Philippe Verdon, le 6 janvier 2004, à Moroni (Comores).
Philippe Verdon, le 6 janvier 2004, à Moroni (Comores). (YOUSSOUF IBRAHIM / AFP)

Lundi matin, le président avait déclaré qu'il existait une "probabilité très forte" qu'il soit mort.

L'Elysée a "formellement confirmé", lundi 15 juillet, la mort de Philippe Verdon, géologue français enlevé, avec l'un de ses collègues, le 24 novembre 2011 au Mali. "J'exprime à sa famille et à ses proches ma totale solidarité", a écrit François Hollande dans un communiqué. "Je partage l'indignation des Français et je rappelle que les responsables de la mort de notre compatriote devront être identifiés et traduits devant la justice", a ajouté le président. 

Des autopsies pour connaître les causes du décès

"La dépouille sera transférée le plus vite possible dans notre pays et les autopsies permettront de connaître les causes de son décès", a spécifié François Hollande, qui avait déclaré, lundi matin, qu'il existait une "probabilité très forte" que le Français soit mort. Un corps a été retrouvé, il y a 10 jours, dans le nord du Mali, et Paris tentait depuis d'avoir confirmation de son identité.

Al-Qaïda au Maghreb islamique (Aqmi) avait revendiqué son exécution en mars dernier, en représailles à l'intervention militaire française au Mali, mais son décès n'avait pas été confirmé officiellement depuis. En partant pour le Mali, Philippe Verdon, 53 ans, souffrait d'un ulcère et de tachycardie.

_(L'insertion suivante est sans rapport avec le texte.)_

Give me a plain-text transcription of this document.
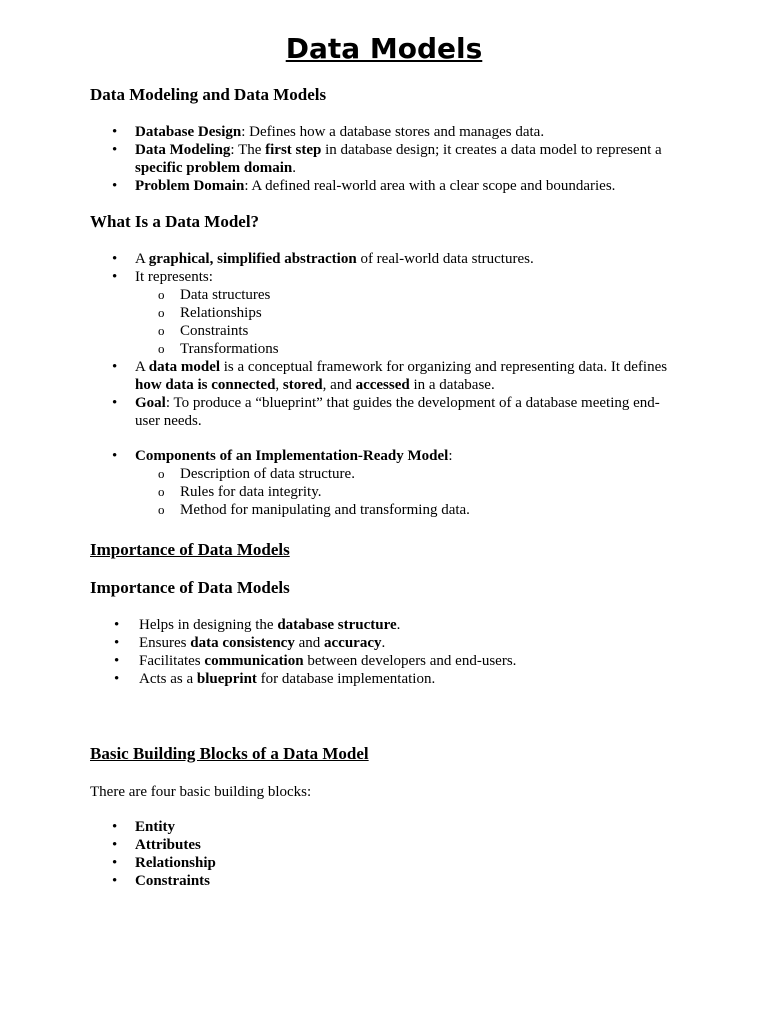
Data Models
Data Modeling and Data Models
• Database Design: Defines how a database stores and manages data.
• Data Modeling: The first step in database design; it creates a data model to represent a specific problem domain.
• Problem Domain: A defined real-world area with a clear scope and boundaries.
What Is a Data Model?
• A graphical, simplified abstraction of real-world data structures.
• It represents:
o Data structures
o Relationships
o Constraints
o Transformations
• A data model is a conceptual framework for organizing and representing data. It defines how data is connected, stored, and accessed in a database.
• Goal: To produce a “blueprint” that guides the development of a database meeting end-user needs.
• Components of an Implementation-Ready Model:
o Description of data structure.
o Rules for data integrity.
o Method for manipulating and transforming data.
Importance of Data Models
Importance of Data Models
• Helps in designing the database structure.
• Ensures data consistency and accuracy.
• Facilitates communication between developers and end-users.
• Acts as a blueprint for database implementation.
Basic Building Blocks of a Data Model
There are four basic building blocks:
• Entity
• Attributes
• Relationship
• Constraints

Cinq Français toujours aux mains d'Aqmi

"Je mesure l'angoisse des familles dont les proches sont toujours retenus en otages au Sahel, et je tiens à les assurer que le gouvernement continue à se mobiliser pleinement pour obtenir leur libération et leur retour en France, a indiqué lundi François Hollande. L'ensemble des services de l'Etat y travaille constamment, et aucune piste n'est ignorée ou laissée de côté."

Serge Lazarevic, enlevé au même moment que Philippe Verdon, reste détenu par Aqmi. Thierry Dol, Daniel Larribe, Pierre Legrand et Marc Féret ont été kidnappés le 16 septembre 2010 au Niger par Aqmi.